Jack
vendeu os cavalos e tornou a vagabundear, desencorajado mas não
profundamente magoado. Uma noite, jogando cartas em Nevada City, ele
foi até um beco para mijar, e viu um velho índio deitado, meio
amassado contra o muro. Quando Jack se aproximou e se inclinou para
ajudá-lo, notou que o homem fora esfaqueado diversas vezes e estava
à beira da morte. Jack virou-se para procurar ajuda, mas uma mão de
ferro agarrou-o pelo tornozelo.
– Epa,
compadre – disse Jack –, não fui eu quem fez isso aí, não. Tô
indo buscá um médico.
O
índio abanou a cabeça, mas largou seu tornozelo, fazendo sinal para
ele se inclinar. Quando Jack se ajoelhou, o índio enfiou-lhe um
pedaço de papel na mão e falou num sussurro sibilante e
borbulhante, enquanto morria:
– Beba
isso. Sossega. Você vai viver pra sempre.
Jack
abriu o papel dobrado.
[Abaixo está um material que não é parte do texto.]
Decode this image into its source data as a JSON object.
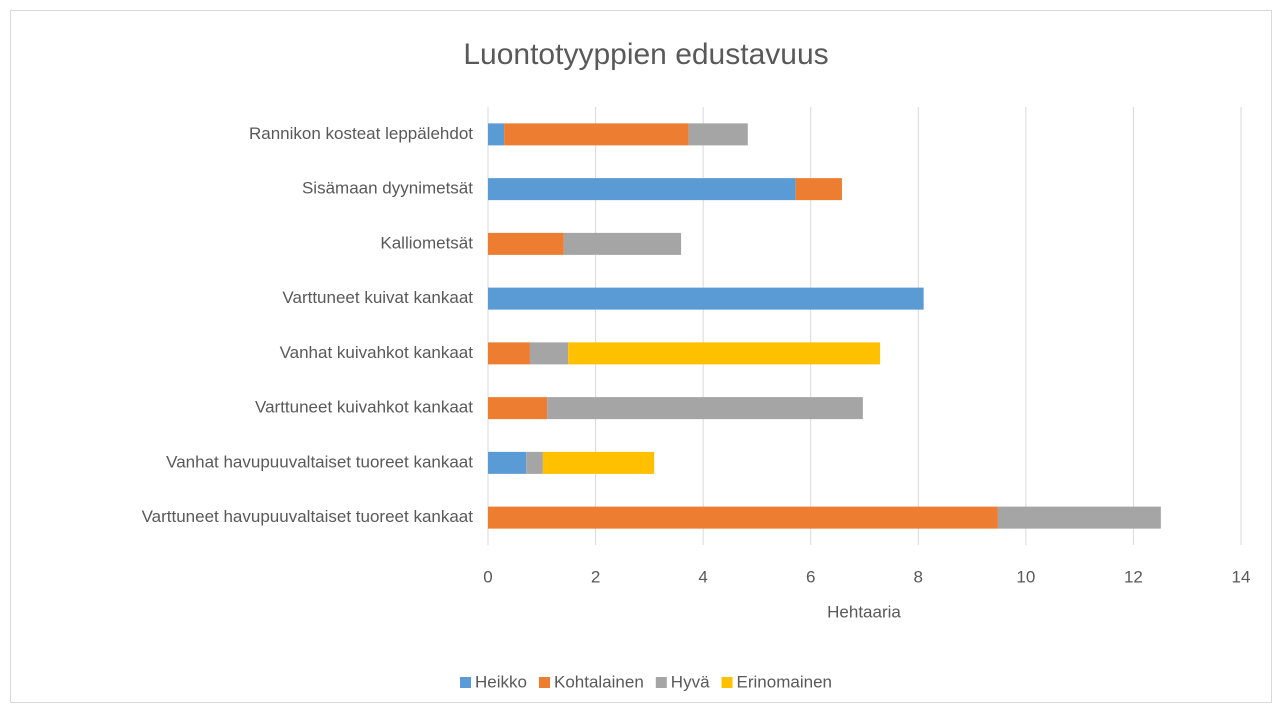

Era uma receita de uísque.
– Não
parece ter feito muito bem a você, não – disse ao cadáver do
índio.
Mas
algo nos olhos vítreos do morto o tocou e, sem olhar para outra
carta naquela noite, Jack voltou ao quarto de hotel, fez as malas e
foi para casa, para o rancho.
O
uísque o ajudava a ficar quieto. Um gole do Velho Sussurro da Morte
deixava a maioria dos homens de joelhos; dois produziam uma catatonia
levemente alucinatória. A receita era de um destilado que, segundo
Jack calculava, era quase 97% puro, a essência condensada dos
vapores divinos. Ele se devotou a refiná-lo ainda mais. Jack nasceu
durante os tempos da seca nas colinas do Kentucky, fora agraciado,
por herança e sensibilidade, com a maestria nesse ofício e, com
essa maestria veio o início da arte. Nos processos de fermentação
e destilação, encontrou não somente metáforas que lhe satisfaziam
o espírito, mas também um produto que o prolongava.
Viveu
no rancho durante a década e uma seguinte. Entre a produção de 200
litros no celeiro e os afazeres diários da própria subsistência,
passava o tempo livre sentado na varanda, bebericando os frutos da
sua labuta, enquanto dava asa à sua imaginação. Chegou mesmo a
fazer algumas viagens – sempre a pé – para visitar os vizinhos
nas colinas das redondezas. A princípio, o que esperava era trocar
seu uísque por outros prazeres, mas os vizinhos – na maioria
criadores de ovelhas e muitos trabalhadores – não tinham seu gosto
nem sua tolerância por bebidas altamente refinadas, se bem que a
maior parte acabasse encontrando outros usos para o elixir. Usavam-no
como combustível de tratores, como explosivos para toras de árvores
e, diluído v uma gota em meio litro d’água–, no tratamento de
quase tudo o que atacava o rebanho, de disenteria a vermes
pulmonares. Com uma horta malcuidada, algumas galinhas, um pouco de
caça e pesca, e uma renda razoável e regular proveniente dos jogos
de pôquer que oferecia nas noites de sábado, Jake ia vivendo.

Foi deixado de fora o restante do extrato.